Even before the article on Jillian was published, Mary Alice Shaw had been quietly mulling adopting her young housemate. They'd grown close over chats about Shaw's divorce, and as Shaw doled out motherly advice to Cassie. Shaw's adult son, Chris, fully backed the idea, too, as Cassie took him on shopping trips for hip clothes and after the trio took an overseas trip to Wales. 

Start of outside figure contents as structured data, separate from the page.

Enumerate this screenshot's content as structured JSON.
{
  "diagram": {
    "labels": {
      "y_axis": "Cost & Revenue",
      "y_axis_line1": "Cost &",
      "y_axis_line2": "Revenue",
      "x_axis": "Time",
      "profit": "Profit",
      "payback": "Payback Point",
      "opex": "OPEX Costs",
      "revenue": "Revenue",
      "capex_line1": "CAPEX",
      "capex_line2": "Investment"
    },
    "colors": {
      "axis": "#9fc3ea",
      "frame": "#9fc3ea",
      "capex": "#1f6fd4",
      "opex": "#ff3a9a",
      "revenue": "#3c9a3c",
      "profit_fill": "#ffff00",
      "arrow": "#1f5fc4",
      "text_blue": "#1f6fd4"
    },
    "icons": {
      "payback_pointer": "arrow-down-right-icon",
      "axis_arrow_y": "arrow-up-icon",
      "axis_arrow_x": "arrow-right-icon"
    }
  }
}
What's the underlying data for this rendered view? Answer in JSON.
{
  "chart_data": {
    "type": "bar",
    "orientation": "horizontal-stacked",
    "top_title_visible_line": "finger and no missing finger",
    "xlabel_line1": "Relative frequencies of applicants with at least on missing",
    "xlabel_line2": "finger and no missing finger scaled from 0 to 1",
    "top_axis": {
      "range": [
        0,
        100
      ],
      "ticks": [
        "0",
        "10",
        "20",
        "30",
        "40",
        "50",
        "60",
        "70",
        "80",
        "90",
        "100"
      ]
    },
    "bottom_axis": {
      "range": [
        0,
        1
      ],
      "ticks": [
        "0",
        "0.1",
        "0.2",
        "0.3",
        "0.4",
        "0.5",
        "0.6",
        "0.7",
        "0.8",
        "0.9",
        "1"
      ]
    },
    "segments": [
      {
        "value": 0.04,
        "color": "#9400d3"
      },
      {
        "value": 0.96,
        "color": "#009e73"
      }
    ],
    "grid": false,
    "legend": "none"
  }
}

'With all the love we have': Couple meet adopted baby on TODAY

Shaw wasn’t sure such a union was legally viable. Then she found the Titus’s story via a Google search. She contacted Sandra for advice and followed it, hiring a lawyer to handle the paperwork. One month later, the would-be family and their attorney were standing in front of a judge, who sanctioned their petition. 

"Even the judge wondered why we were doing this," Shaw said with a smile. "Our lives are one grand adventure. If I could see auras, (Cassie's) is probably in neon ... I always wondered: How could you care so much about someone you didn’t birth? But from the day she walked in, I just cared so much about her."

These days Shaw asks: "How many are out there who need to be adopted as adults but just did not fall into the situation that Jillian and Cassie fell into?"

"When I thought of a mother, I thought of a person to bring me Kleenex during a heartbreak, to bring me soup when I’m sick. She was that. She is that," Williams said. "When you don’t have a sense of identity and you find it, you’re comfortable in staying there.

"People who've had that their whole lives, who know where they belong, who feel warm, comfortable and loved, they don’t question what it would be like to not have that. I can see why it’s hard for others not to understand this," she added. "I proudly say my name is Cassandra Williams. That means something to me. There’s a lot of solidarity in knowing I’m the daughter and I’m the sister, that we are a family."